In spite of the pressure on his poverty-stricken state, Djukanovic's acceptance of the EU plan is not certain. His Socialist Democratic Party, SDP, and Liberal Union, LSCG, allies both advocated resistance.


"If Djukanovic opts for a moratorium on the [independence] referendum, he will have to look for somewhere else for support for his minority government," said Miodrag Zivkovic, leader of the Liberals, who have supported independence since their foundation in 1990.


The party backed the coalition of the SDP and Djukanovic's Democratic Party of Socialists, DPS, since the April 2001 elections solely on account of its pro-independent stance.


The SDP deputy president, Miodrag Ilickovic, was equally hostile to a postponement and lambasted the EU for bullying his country. "They put Milosevic's policy on trial in The Hague," he said "yet their aim is to preserve Milosevic's creation, the Federal Republic of Yugoslavia. According to Carla del Ponte, this state served as a basis for genocide."


The president's own party said it would not abandon the referendum and would continue to negotiate with the EU and Belgrade. However, in a sign that international pressure is splitting the Montenegrin coalition, an influential DPS official, Svetozar Marovic, said the Solana plan should be accepted.


If Djukanovic does postpone a referendum, it will almost certainly bring down the coalition that won the last year's election on the independence ticket.


The government has been weakened also by failure to deliver promised reforms and higher living standards, as well as corruption scandals and rumours of links to organised crime. If Montenegro then loses EU aid, the pro-Yugoslav coalition, led by the former pro-Milosevic Socialist People's Party, SNP, may well capitalise on the anticipated wave of social unrest.


As the government's options shrink, the most likely exit strategy will be to play for time by throwing the responsibility for a decision on the referendum onto parliament. The assembly's Liberal speaker, Vesna Perovic, told the media on February 19 that deputies would have to give the final say on cooperation with the EU.
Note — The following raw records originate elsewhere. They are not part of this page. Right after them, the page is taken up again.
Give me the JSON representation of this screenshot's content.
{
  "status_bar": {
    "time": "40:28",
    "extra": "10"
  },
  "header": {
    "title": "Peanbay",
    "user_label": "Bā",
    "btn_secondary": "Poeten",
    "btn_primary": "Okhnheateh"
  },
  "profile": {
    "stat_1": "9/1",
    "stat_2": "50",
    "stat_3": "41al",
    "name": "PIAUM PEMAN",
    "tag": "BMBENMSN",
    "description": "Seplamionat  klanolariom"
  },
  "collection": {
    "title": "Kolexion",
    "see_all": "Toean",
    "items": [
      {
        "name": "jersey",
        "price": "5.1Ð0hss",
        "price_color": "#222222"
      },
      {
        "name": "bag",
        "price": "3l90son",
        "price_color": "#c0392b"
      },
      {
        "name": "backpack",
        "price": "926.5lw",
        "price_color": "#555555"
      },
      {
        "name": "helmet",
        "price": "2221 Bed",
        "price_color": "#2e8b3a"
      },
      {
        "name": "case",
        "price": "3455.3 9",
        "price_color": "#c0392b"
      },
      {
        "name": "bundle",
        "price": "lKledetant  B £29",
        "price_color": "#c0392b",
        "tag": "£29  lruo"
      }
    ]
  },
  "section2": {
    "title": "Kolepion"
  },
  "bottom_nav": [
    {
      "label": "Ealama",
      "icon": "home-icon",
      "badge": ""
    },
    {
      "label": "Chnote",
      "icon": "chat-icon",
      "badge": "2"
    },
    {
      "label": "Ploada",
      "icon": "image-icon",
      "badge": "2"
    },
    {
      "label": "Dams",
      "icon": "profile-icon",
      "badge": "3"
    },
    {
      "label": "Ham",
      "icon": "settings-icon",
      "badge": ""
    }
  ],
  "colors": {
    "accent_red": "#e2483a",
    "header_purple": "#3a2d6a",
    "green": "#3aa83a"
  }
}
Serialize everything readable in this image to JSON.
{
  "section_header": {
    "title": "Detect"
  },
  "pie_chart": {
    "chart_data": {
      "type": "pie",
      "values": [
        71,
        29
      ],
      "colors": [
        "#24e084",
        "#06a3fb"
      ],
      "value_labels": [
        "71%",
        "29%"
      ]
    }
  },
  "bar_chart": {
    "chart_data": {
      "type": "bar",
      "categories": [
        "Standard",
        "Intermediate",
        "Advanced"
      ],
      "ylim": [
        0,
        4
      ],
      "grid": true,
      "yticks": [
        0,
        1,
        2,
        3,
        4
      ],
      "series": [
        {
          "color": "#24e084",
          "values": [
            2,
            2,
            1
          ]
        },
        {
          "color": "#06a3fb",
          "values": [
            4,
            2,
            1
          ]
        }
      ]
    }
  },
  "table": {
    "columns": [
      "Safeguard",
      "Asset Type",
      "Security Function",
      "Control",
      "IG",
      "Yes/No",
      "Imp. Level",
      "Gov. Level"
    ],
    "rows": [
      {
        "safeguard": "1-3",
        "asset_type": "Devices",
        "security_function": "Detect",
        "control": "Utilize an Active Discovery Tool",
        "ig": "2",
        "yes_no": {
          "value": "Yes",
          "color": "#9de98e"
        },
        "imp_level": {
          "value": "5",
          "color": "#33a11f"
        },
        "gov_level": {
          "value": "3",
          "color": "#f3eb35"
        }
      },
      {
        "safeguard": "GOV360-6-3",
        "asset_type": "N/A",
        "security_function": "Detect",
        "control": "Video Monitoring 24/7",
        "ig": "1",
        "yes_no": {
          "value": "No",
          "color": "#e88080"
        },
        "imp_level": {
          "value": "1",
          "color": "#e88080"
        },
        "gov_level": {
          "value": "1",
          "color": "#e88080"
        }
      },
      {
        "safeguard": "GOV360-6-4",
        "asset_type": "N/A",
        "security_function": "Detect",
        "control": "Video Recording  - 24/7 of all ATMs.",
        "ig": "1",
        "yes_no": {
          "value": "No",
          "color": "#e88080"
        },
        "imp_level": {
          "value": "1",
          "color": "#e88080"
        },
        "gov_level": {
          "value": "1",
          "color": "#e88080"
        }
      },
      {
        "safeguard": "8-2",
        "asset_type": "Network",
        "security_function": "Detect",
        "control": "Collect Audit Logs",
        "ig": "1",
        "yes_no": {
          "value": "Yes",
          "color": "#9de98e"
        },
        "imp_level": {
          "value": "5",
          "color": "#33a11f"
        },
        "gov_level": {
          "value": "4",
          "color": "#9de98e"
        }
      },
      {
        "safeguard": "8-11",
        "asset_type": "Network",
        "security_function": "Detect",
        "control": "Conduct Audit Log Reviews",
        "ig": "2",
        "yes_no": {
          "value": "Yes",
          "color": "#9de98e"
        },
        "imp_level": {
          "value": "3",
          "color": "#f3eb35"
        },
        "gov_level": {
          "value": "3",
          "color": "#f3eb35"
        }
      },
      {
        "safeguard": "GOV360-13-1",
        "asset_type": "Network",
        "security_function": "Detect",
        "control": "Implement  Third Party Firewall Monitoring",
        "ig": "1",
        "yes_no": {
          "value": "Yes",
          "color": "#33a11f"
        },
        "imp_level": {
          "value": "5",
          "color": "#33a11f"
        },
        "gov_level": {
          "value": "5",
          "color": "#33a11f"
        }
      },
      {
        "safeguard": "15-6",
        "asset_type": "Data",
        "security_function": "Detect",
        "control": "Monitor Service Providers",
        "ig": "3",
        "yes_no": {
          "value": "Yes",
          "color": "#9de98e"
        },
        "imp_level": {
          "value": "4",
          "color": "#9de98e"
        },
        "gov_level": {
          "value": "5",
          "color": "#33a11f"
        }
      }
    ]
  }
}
According to Western media reports, the government is likely to bank on extracting more concessions from Brussels in the meantime. Montenegro wants to continue using the euro, which the country inherited as a result of its earlier decision to switch to the German mark. It will also seek clarification on the role of the Yugoslav army, which Milosevic used to intimidate the republic when he was in power.